Le registre suffit-il à prouver la conformité RGPD de mon organisation ?
Non. Le registre est un élément central de la conformité, mais il n’en est qu’un composant. La conformité au RGPD implique également que chaque traitement repose sur une base légale valide au sens de l’article 6, que les personnes concernées soient informées de leurs droits conformément aux articles 13 et 14, que les données soient sécurisées conformément à l’article 32, que les sous-traitants soient encadrés par des contrats conformes à l’article 28, que les droits d’accès, de rectification, d’effacement et d’opposition soient garantis et traités dans les délais. Le registre est la carte qui recense et documente. La conformité est le territoire, qui englobe l’ensemble des pratiques réelles de l’organisation.

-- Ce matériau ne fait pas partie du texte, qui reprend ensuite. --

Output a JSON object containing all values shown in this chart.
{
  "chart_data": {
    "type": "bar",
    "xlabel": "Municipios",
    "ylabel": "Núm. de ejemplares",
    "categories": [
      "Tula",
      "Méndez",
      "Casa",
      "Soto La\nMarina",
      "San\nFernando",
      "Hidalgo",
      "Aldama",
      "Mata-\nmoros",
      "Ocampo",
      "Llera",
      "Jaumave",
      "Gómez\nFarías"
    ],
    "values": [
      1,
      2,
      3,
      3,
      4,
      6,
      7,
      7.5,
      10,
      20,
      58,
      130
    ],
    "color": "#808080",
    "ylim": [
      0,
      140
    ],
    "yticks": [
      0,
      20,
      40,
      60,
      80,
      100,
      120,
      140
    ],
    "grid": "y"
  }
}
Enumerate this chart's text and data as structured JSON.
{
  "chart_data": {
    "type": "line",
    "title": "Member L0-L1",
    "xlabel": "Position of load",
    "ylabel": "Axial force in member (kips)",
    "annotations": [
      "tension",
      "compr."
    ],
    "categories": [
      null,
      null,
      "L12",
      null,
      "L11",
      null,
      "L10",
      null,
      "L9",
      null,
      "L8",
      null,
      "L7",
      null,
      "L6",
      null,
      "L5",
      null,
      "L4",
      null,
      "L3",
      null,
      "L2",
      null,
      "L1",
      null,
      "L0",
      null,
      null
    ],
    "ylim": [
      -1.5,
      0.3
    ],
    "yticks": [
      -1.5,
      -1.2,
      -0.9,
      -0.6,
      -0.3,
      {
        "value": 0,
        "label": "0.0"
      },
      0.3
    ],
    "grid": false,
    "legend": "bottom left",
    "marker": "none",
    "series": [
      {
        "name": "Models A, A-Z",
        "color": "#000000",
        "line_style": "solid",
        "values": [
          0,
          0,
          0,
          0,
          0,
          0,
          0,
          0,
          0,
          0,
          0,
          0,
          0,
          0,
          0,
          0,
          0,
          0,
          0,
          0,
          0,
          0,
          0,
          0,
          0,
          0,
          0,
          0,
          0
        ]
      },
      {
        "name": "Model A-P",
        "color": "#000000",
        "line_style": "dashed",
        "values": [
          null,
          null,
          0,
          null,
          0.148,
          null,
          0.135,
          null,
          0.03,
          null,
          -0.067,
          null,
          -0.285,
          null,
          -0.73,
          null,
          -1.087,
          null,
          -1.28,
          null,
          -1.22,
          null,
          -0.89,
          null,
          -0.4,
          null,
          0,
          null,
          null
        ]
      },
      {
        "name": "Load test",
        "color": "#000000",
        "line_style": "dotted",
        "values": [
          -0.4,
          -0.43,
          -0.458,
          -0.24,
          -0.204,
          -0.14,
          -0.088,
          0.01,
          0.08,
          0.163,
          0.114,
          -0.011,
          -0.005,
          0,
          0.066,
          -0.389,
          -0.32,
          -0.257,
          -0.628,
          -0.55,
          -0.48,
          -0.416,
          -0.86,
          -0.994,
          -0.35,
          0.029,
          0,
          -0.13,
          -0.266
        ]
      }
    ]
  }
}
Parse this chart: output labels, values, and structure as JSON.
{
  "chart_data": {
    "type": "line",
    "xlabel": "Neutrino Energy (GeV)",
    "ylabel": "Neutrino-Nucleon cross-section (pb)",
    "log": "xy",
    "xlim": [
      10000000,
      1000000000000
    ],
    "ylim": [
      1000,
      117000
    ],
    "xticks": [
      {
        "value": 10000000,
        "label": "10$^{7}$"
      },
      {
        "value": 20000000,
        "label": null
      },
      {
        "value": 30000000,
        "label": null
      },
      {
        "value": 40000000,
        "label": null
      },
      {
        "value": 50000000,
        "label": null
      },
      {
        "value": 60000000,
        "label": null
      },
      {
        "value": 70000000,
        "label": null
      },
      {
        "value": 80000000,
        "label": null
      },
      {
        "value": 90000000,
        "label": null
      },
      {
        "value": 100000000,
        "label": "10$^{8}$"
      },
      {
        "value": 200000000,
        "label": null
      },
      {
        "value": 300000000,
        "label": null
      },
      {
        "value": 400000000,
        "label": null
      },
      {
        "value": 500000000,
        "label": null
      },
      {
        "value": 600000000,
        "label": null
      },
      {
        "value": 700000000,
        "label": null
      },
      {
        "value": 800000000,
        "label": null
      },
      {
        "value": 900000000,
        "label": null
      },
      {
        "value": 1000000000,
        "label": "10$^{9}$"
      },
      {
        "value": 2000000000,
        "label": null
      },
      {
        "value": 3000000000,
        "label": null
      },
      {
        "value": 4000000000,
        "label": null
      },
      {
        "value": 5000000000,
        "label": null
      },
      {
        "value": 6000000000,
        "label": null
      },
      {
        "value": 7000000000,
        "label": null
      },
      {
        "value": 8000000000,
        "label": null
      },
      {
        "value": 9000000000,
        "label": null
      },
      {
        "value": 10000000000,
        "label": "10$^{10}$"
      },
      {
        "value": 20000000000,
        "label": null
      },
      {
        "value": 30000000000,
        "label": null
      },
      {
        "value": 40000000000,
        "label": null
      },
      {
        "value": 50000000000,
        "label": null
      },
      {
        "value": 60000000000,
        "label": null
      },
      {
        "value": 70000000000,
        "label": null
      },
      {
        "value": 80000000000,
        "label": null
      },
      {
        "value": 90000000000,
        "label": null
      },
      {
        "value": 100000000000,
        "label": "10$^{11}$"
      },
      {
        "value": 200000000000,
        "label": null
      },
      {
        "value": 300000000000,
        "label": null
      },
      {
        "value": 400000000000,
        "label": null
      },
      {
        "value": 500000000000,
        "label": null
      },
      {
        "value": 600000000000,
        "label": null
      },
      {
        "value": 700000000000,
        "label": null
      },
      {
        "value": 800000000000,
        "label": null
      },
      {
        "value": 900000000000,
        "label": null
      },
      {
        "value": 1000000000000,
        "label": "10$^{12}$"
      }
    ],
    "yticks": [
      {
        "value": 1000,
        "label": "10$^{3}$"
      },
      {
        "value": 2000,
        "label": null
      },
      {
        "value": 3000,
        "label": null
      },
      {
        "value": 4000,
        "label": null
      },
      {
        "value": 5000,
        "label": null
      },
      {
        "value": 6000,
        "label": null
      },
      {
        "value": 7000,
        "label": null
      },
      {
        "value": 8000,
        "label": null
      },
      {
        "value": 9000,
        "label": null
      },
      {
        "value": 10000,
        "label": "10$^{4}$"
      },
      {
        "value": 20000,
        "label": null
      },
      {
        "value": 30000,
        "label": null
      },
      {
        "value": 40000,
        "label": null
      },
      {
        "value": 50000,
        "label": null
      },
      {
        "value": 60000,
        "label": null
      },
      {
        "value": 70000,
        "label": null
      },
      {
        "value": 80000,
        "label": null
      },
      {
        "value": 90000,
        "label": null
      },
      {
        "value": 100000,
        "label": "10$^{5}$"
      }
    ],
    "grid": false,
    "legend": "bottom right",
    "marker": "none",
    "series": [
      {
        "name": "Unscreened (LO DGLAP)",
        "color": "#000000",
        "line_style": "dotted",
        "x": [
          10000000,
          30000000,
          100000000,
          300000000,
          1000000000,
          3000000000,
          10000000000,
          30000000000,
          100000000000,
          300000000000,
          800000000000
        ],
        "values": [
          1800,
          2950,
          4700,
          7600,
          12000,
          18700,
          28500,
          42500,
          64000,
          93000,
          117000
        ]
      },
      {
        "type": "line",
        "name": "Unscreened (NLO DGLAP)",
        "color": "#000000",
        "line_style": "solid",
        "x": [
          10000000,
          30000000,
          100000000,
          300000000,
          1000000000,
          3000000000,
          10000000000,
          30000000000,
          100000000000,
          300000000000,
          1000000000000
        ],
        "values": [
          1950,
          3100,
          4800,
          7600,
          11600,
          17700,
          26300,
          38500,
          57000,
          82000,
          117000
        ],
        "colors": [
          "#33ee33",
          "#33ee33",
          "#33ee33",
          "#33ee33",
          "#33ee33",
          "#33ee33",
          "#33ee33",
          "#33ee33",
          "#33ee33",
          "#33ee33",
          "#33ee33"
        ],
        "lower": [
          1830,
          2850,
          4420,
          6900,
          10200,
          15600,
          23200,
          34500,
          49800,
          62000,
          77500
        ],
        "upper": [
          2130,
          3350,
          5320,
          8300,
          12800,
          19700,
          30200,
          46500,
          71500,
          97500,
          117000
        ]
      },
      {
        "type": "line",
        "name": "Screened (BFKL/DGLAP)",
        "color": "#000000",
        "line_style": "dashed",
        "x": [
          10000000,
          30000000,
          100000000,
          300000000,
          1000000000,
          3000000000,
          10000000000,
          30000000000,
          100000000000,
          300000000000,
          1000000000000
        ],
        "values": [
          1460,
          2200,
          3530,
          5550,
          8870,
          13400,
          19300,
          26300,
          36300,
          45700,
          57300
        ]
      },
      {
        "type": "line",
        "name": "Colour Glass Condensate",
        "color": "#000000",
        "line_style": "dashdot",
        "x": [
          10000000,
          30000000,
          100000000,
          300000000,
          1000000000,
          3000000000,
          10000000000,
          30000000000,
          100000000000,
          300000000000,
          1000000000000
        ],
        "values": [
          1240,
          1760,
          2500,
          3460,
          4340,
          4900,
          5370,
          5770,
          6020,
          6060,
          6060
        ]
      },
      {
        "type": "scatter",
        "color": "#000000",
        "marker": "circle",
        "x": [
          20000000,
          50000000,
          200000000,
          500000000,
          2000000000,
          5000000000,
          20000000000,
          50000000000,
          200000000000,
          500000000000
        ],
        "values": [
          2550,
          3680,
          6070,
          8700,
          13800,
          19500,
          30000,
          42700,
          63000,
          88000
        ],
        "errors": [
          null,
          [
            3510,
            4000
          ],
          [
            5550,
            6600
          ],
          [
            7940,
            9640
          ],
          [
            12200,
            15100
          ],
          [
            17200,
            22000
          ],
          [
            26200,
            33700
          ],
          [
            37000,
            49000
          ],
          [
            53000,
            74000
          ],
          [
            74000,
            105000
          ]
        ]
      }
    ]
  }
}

Que faire si j’identifie des traitements non conformes en construisant le registre ?
C’est précisément l’une des utilités majeures de cet exercice. Lorsqu’un traitement est identifié sans base légale valide, avec des durées de conservation excessives ou sans encadrement contractuel du sous-traitant concerné, le registre doit le documenter tel qu’il est, avec une mention indiquant qu’une action corrective est en cours. Il convient ensuite de prioriser les corrections selon le niveau de risque de chaque traitement, en commençant par ceux qui exposent les personnes concernées aux risques les plus élevés. Un registre honnête qui documente les non-conformités identifiées et le plan d’action associé pour y remédier est bien mieux perçu par la CNIL qu’un registre qui affiche une conformité inexistante. La démarche compte autant que le résultat.